Stocker ist «verunsichert»

Stocker und Kägi zeigten sich gestern wenig erfreut über die Resultate. «Nicht gut», war Stockers erster Kommentar. Es sei zwar zu erwarten gewesen, dass die Katastrophe einen gewissen Einfluss auf das Wahlverhalten haben werde, sagte er. «Ich kann mir aber nicht erklären, warum Japan bei Markus Kägi keine Auswirkungen hat, bei mir hingegen schon.» Immerhin sei er schon immer für die Förderung alternativer Energien gewesen; als Stadtpräsident habe er Wädenswil zur Energiestadt gemacht. Über seine Haltung zur Atomkraft sagte Stocker: «Ich ging bisher davon aus, dass dies eine sichere Technologie ist. Jetzt bin ich auch verunsichert.»

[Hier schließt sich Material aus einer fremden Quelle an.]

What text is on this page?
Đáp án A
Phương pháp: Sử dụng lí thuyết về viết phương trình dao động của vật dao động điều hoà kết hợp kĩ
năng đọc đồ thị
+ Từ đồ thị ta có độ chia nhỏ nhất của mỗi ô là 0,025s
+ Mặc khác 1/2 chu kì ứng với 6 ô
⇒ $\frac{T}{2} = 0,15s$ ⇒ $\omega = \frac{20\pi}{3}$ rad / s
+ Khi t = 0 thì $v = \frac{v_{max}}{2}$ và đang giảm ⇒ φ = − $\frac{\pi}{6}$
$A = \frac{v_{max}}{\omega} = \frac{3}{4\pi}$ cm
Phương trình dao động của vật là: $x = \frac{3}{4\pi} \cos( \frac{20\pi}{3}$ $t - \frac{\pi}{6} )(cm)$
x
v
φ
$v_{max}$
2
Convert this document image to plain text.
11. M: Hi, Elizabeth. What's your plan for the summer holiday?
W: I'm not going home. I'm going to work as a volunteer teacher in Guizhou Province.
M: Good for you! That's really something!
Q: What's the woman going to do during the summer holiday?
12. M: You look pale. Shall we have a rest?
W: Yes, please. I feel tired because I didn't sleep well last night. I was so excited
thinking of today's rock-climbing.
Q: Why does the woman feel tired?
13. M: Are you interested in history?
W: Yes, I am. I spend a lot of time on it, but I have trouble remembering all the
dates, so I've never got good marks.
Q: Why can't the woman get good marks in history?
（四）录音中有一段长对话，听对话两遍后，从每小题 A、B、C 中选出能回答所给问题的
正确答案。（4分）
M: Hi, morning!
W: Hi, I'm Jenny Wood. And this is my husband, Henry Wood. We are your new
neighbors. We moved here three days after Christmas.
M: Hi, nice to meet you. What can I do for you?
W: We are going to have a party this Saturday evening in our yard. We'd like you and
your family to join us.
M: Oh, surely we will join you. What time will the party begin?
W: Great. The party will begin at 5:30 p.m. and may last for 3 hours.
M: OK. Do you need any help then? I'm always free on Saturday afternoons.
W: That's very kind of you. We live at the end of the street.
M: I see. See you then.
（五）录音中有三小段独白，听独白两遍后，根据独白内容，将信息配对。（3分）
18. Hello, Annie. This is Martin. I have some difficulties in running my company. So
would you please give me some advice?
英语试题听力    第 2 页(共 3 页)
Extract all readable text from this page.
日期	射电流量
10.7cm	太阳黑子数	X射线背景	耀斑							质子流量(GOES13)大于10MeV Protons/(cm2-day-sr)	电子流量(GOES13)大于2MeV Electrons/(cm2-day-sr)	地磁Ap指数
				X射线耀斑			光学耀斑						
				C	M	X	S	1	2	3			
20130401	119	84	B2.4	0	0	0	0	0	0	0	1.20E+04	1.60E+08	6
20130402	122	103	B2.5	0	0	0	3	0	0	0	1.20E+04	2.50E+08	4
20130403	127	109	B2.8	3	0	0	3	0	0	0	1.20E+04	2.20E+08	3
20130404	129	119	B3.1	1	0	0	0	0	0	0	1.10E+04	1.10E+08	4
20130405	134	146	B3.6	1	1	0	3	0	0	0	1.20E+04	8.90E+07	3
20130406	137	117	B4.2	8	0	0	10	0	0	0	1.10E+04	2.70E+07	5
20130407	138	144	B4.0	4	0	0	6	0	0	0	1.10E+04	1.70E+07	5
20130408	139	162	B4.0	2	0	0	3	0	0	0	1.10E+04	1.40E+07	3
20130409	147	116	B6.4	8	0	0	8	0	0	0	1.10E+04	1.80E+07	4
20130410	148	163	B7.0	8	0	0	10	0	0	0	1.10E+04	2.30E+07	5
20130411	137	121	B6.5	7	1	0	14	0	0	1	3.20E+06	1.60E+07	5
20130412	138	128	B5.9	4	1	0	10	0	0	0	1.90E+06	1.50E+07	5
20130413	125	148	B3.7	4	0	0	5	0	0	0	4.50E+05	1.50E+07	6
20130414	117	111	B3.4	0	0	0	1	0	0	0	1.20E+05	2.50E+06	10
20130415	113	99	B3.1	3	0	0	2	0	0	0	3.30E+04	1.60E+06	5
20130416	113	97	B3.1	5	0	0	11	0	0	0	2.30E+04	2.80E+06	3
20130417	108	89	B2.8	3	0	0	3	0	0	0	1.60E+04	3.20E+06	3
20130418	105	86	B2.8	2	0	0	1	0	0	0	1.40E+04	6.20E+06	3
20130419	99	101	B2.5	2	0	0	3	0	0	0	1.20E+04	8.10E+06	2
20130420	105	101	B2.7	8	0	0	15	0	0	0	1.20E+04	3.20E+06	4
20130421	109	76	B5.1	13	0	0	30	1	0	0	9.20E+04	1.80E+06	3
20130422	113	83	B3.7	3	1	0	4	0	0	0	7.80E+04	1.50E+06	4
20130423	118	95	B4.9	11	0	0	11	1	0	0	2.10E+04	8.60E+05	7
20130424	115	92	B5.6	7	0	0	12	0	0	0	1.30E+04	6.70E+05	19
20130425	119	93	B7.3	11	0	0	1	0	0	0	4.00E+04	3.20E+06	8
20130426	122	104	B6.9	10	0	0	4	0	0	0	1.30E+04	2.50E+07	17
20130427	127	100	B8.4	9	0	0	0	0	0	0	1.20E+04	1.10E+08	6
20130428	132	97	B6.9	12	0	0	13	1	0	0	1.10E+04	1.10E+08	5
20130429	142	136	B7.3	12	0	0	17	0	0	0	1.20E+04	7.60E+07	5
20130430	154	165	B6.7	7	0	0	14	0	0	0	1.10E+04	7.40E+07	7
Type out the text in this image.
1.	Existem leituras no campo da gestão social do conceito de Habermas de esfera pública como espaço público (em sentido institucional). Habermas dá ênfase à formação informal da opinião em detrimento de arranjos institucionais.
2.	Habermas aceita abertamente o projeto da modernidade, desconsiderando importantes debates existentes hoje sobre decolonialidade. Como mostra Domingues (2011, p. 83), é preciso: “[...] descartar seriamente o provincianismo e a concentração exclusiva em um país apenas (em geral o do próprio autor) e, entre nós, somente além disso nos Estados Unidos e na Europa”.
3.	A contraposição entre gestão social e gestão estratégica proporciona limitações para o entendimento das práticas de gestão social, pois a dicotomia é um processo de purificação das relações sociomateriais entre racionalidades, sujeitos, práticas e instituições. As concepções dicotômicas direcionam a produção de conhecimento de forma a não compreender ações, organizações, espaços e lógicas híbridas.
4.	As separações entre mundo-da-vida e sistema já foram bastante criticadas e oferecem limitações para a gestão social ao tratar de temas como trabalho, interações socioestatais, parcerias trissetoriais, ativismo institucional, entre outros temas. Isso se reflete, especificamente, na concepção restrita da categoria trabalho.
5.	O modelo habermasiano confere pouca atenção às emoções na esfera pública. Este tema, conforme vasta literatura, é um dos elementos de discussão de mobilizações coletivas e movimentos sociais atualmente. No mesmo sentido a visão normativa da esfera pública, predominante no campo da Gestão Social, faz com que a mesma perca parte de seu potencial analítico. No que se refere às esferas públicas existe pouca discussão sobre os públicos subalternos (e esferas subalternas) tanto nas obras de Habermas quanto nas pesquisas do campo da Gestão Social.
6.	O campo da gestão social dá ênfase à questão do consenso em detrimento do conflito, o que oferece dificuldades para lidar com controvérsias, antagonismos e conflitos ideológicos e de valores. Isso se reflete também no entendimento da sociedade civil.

Kägi bemühte sich derweil, Haltung zu wahren: «Gewählt wird am 3. April. Was jetzt vorliegt, ist eine Umfrage, mehr nicht.» Er wolle und könne sein Abschneiden nicht kommentieren, ebenso wenig das von Parteikollege Stocker. Seine Haltung in Sachen Atomkraft will er jedenfalls nicht von heute auf morgen revidieren, nur um gewählt zu werden: «Zuerst müssen wir alle offenen Fragen diskutieren und klären.»

Fehr spürt Zustimmung

Höchstens vorsichtig optimistisch äusserte sich Martin Graf. Auf die Frage, ob er überrascht sei über sein gutes Abschneiden, meinte er: «Ich wäre überrascht, wenn die Umfrage repräsentativ wäre. Das ist sie meiner Meinung nach nicht.» Seine Chancen schätzt er als intakt ein, aber er rechnet mit einem knappen Wahlausgang: «Japan hat zwar viele Stimmbürger zum Nachdenken gebracht. Aber die Meinungen sind bei vielen schon lange gemacht.»

Auch Fehr machte keinen Hehl daraus, dass er von Umfragen wenig hält. Dennoch gibt er sich zuversichtlich: «Für mich zählt, was ich an Dutzenden von Wahlveranstaltungen und Podien erlebe, das ist meine persönliche Umfrage. Da spüre ich sehr viel Zustimmung bei SP-Wählenden und eine wachsende Unterstützung in der Mitte.»

Maja Ingold bleibt Aussenseiterin

Bei den Mitte-Wählern zulegen konnte auch Regine Aeppli (SP), was mit dazu beigetragen hat, dass sie Hans Hollenstein (CVP) an der Spitze ablöst. Hollenstein hat überall verloren, am deutlichsten aber bei den linken Wählern. Dort rutschte er von 51 auf 39 Prozent. Noch deutlicher sind Ursula Guts Verluste auf der linken Seite: Im Januar wollten ihr fast 40 Prozent dieser Wähler die Stimme geben, jetzt sind es noch 26. Gut rutschte damit vom dritten auf den fünften Platz. Maja Ingold (EVP) war und bleibt die grosse Aussenseiterin: Nach wie vor wollen ihr nur 19 Prozent der Befragten ihre Stimme geben.